Sebuah advis yang kontradiktif. Jadi harus pintar tapi jangan terlalu pintar?
Hehe kepikiran ini kemarin saat mulai membayangkan anak saya akan disekolahkan ke mana.
Ibra masih umur 2 tahun sih, tapi ya udah mulai kepikiran dia mau sekolah di mana. Alasannya tidak lain dan tidak bukan karena finansial, haha. Biaya pendidikan itu inflasinya 15% tiap tahun loh, udah gila emang. Jadi ya meski sekolahnya masih lama, harus disiapkan dari jauh-jauh hari.
Masalahnya, semakin ke sini saya semakin skeptis juga dengan sistem sekolah. Setelah menjalani proses pendidikan wajib + kuliah, saya rasa banyak hal yang tidak efisien dalam sistem sekolah. Ilmu-ilmu yang dipelajari di bangku pendidikan formal sekarang banyak yang bisa dipelajari tanpa perlu duduk di bangku; berdiri saja sambil belajar dari sumber alternatif seperti Youtube atau podcast. I know, I know, terlalu oversimplifikasi memang. Tapi pertanyaan utamanya soal efisiensi.

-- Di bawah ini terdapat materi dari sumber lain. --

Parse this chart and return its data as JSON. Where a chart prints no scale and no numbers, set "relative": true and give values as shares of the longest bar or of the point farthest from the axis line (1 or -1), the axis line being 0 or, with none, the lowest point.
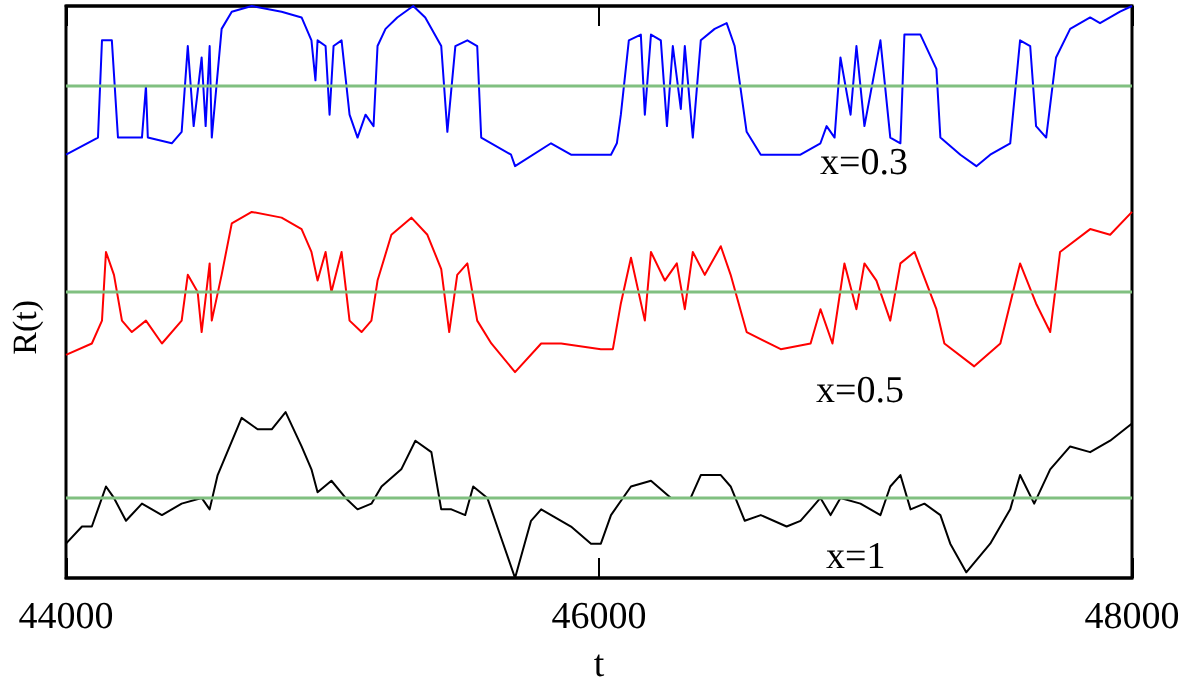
{
  "chart_data": {
    "type": "line",
    "xlabel": "t",
    "ylabel": "R(t)",
    "relative": true,
    "xlim": [
      44000,
      48000
    ],
    "xticks": [
      44000,
      46000,
      48000
    ],
    "grid": false,
    "marker": "none",
    "ref_lines": [
      {
        "axis": "y",
        "value": 0.86,
        "color": "#80c080"
      },
      {
        "axis": "y",
        "value": 0.5,
        "color": "#80c080"
      },
      {
        "axis": "y",
        "value": 0.14,
        "color": "#80c080"
      }
    ],
    "series": [
      {
        "name": "x=0.3",
        "color": "#0000ff",
        "x": [
          44000,
          44120,
          44135,
          44172,
          44195,
          44285,
          44300,
          44307,
          44397,
          44434,
          44457,
          44479,
          44509,
          44524,
          44539,
          44547,
          44584,
          44622,
          44697,
          44809,
          44884,
          44921,
          44936,
          44944,
          44974,
          44989,
          45004,
          45034,
          45064,
          45094,
          45124,
          45154,
          45169,
          45199,
          45243,
          45303,
          45348,
          45408,
          45431,
          45461,
          45506,
          45543,
          45558,
          45670,
          45685,
          45820,
          45895,
          46045,
          46067,
          46082,
          46112,
          46157,
          46172,
          46195,
          46232,
          46255,
          46277,
          46307,
          46322,
          46352,
          46382,
          46434,
          46479,
          46509,
          46554,
          46607,
          46756,
          46831,
          46854,
          46884,
          46906,
          46944,
          46966,
          46996,
          47056,
          47093,
          47131,
          47146,
          47206,
          47266,
          47281,
          47356,
          47416,
          47468,
          47543,
          47580,
          47618,
          47640,
          47678,
          47715,
          47768,
          47843,
          47880,
          47955,
          48000
        ],
        "values": [
          0.74,
          0.77,
          0.94,
          0.94,
          0.77,
          0.77,
          0.86,
          0.77,
          0.76,
          0.78,
          0.93,
          0.79,
          0.91,
          0.79,
          0.93,
          0.77,
          0.96,
          0.99,
          1.0,
          0.99,
          0.98,
          0.94,
          0.87,
          0.94,
          0.93,
          0.81,
          0.93,
          0.94,
          0.81,
          0.77,
          0.81,
          0.79,
          0.93,
          0.96,
          0.98,
          1.0,
          0.98,
          0.93,
          0.78,
          0.93,
          0.94,
          0.93,
          0.77,
          0.74,
          0.72,
          0.76,
          0.74,
          0.74,
          0.76,
          0.81,
          0.94,
          0.95,
          0.81,
          0.95,
          0.94,
          0.79,
          0.93,
          0.82,
          0.93,
          0.77,
          0.94,
          0.96,
          0.97,
          0.93,
          0.78,
          0.74,
          0.74,
          0.76,
          0.79,
          0.77,
          0.91,
          0.81,
          0.93,
          0.79,
          0.94,
          0.77,
          0.76,
          0.95,
          0.95,
          0.89,
          0.77,
          0.74,
          0.72,
          0.74,
          0.76,
          0.94,
          0.93,
          0.79,
          0.77,
          0.91,
          0.96,
          0.98,
          0.97,
          0.99,
          1.0
        ]
      },
      {
        "name": "x=0.5",
        "color": "#ff0000",
        "x": [
          44000,
          44097,
          44135,
          44150,
          44180,
          44210,
          44247,
          44300,
          44360,
          44434,
          44457,
          44494,
          44509,
          44539,
          44547,
          44584,
          44622,
          44697,
          44809,
          44884,
          44921,
          44944,
          44974,
          44996,
          45034,
          45064,
          45109,
          45146,
          45169,
          45221,
          45296,
          45356,
          45408,
          45438,
          45468,
          45506,
          45543,
          45596,
          45685,
          45783,
          45858,
          46007,
          46052,
          46082,
          46120,
          46172,
          46195,
          46247,
          46292,
          46322,
          46352,
          46397,
          46457,
          46494,
          46554,
          46682,
          46794,
          46831,
          46876,
          46921,
          46966,
          46996,
          47041,
          47093,
          47131,
          47184,
          47266,
          47296,
          47408,
          47506,
          47580,
          47640,
          47693,
          47730,
          47843,
          47918,
          48000
        ],
        "values": [
          0.39,
          0.41,
          0.45,
          0.57,
          0.53,
          0.45,
          0.43,
          0.45,
          0.41,
          0.45,
          0.53,
          0.5,
          0.43,
          0.55,
          0.45,
          0.53,
          0.62,
          0.64,
          0.63,
          0.61,
          0.57,
          0.52,
          0.57,
          0.5,
          0.57,
          0.45,
          0.43,
          0.45,
          0.52,
          0.6,
          0.63,
          0.6,
          0.54,
          0.43,
          0.53,
          0.55,
          0.45,
          0.41,
          0.36,
          0.41,
          0.41,
          0.4,
          0.4,
          0.48,
          0.56,
          0.45,
          0.57,
          0.52,
          0.55,
          0.47,
          0.57,
          0.53,
          0.58,
          0.53,
          0.43,
          0.4,
          0.41,
          0.47,
          0.41,
          0.55,
          0.47,
          0.55,
          0.52,
          0.45,
          0.55,
          0.57,
          0.47,
          0.41,
          0.37,
          0.41,
          0.55,
          0.48,
          0.43,
          0.57,
          0.61,
          0.6,
          0.64
        ]
      },
      {
        "name": "x=1",
        "color": "#000000",
        "x": [
          44000,
          44060,
          44097,
          44150,
          44180,
          44225,
          44285,
          44360,
          44434,
          44509,
          44539,
          44569,
          44659,
          44719,
          44772,
          44824,
          44884,
          44921,
          44944,
          44996,
          45049,
          45094,
          45146,
          45184,
          45258,
          45311,
          45371,
          45408,
          45446,
          45498,
          45528,
          45581,
          45633,
          45685,
          45745,
          45783,
          45895,
          45970,
          46007,
          46045,
          46120,
          46195,
          46270,
          46344,
          46382,
          46457,
          46494,
          46547,
          46607,
          46704,
          46756,
          46794,
          46831,
          46869,
          46906,
          46981,
          47056,
          47093,
          47131,
          47169,
          47221,
          47281,
          47318,
          47378,
          47468,
          47543,
          47580,
          47633,
          47693,
          47768,
          47843,
          47918,
          48000
        ],
        "values": [
          0.06,
          0.09,
          0.09,
          0.16,
          0.14,
          0.1,
          0.13,
          0.11,
          0.13,
          0.14,
          0.12,
          0.18,
          0.28,
          0.26,
          0.26,
          0.29,
          0.23,
          0.19,
          0.15,
          0.17,
          0.14,
          0.12,
          0.13,
          0.16,
          0.19,
          0.24,
          0.22,
          0.12,
          0.12,
          0.11,
          0.16,
          0.14,
          0.07,
          0.0,
          0.1,
          0.12,
          0.09,
          0.06,
          0.06,
          0.11,
          0.16,
          0.17,
          0.14,
          0.14,
          0.18,
          0.18,
          0.16,
          0.1,
          0.11,
          0.09,
          0.1,
          0.12,
          0.14,
          0.11,
          0.14,
          0.13,
          0.11,
          0.16,
          0.18,
          0.12,
          0.13,
          0.11,
          0.06,
          0.01,
          0.06,
          0.12,
          0.18,
          0.13,
          0.19,
          0.23,
          0.22,
          0.24,
          0.27
        ]
      }
    ]
  }
}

Apakah sekolah memang harus 6 tahun? Apakah kuliah harus 4 tahun? Kayaknya semua bisa dipampatkan ke waktu yang lebih singkat, lalu anak-anak bisa lebih banyak waktu untuk mengexplore diri dengan terjun langsung mengerjakan sesuatu, bukan duduk di bangku kelas dan “sekadar” membaca buku dan membuat laporan.
Nah dari situ kemudian saya kepikiran, sekolah macam apa yang paling ideal buat anak? Saya punya aspirasi anak saya belajar banyak hal; fondasi agama, fondasi sains, bahasa, olahraga, pertemanan yang kelak akan berguna buat dia, dan masih banyak lagi. Belum lagi pemilihan sekolah harus dikalibrasi dengan faktor-faktor kehidupan lain, seperti ketersediaan biaya, jarak dengan rumah, keamanan lingkungan, dan masih banyak lagi.
Pemikiran itu yang kemudian bikin saya juga kepikiran: saya tidak mau anak saya terlalu pintar. Saya sering ketemu orang-orang yang terlalu pintar, jago membaca textbook dan menjalankan aturan berdasarkan panduan, tapi tidak punya common sense. Saya ga pengen anak saya juara di kelas, tapi saking pintarnya tidak tahu kalau sepatu rusak, ga harus beli baru. Bisa aja dibawa ke tukang sol sepatu. Atau misal tidak tahu kalau kita pakai sepatu bagus dan kondisi jalanan becek, ga harus naik mobil loh. Bisa jalan tapi sepatunya diikat dengan kantong kresek.
Street smart macam ini yang saya takutkan malah tidak dimiliki kalau si anak terlalu pintar. Hehe, terlalu mengada-ngada? Bisa jadi. Tapi itu kekhawatiran real saya, karena saya punya teman-teman yang seperti itu. Karena menjadi warga kelas atas yang terbiasa serba ada, mereka jadi tidak bisa menjejak bumi dan tidak tahu realita kehidupan banyak orang. Bias kelas ini yang saya hindari sekali.
Saya belum tau jawabannya, tapi senang bisa menuliskan sedikit keresahan ini di sini.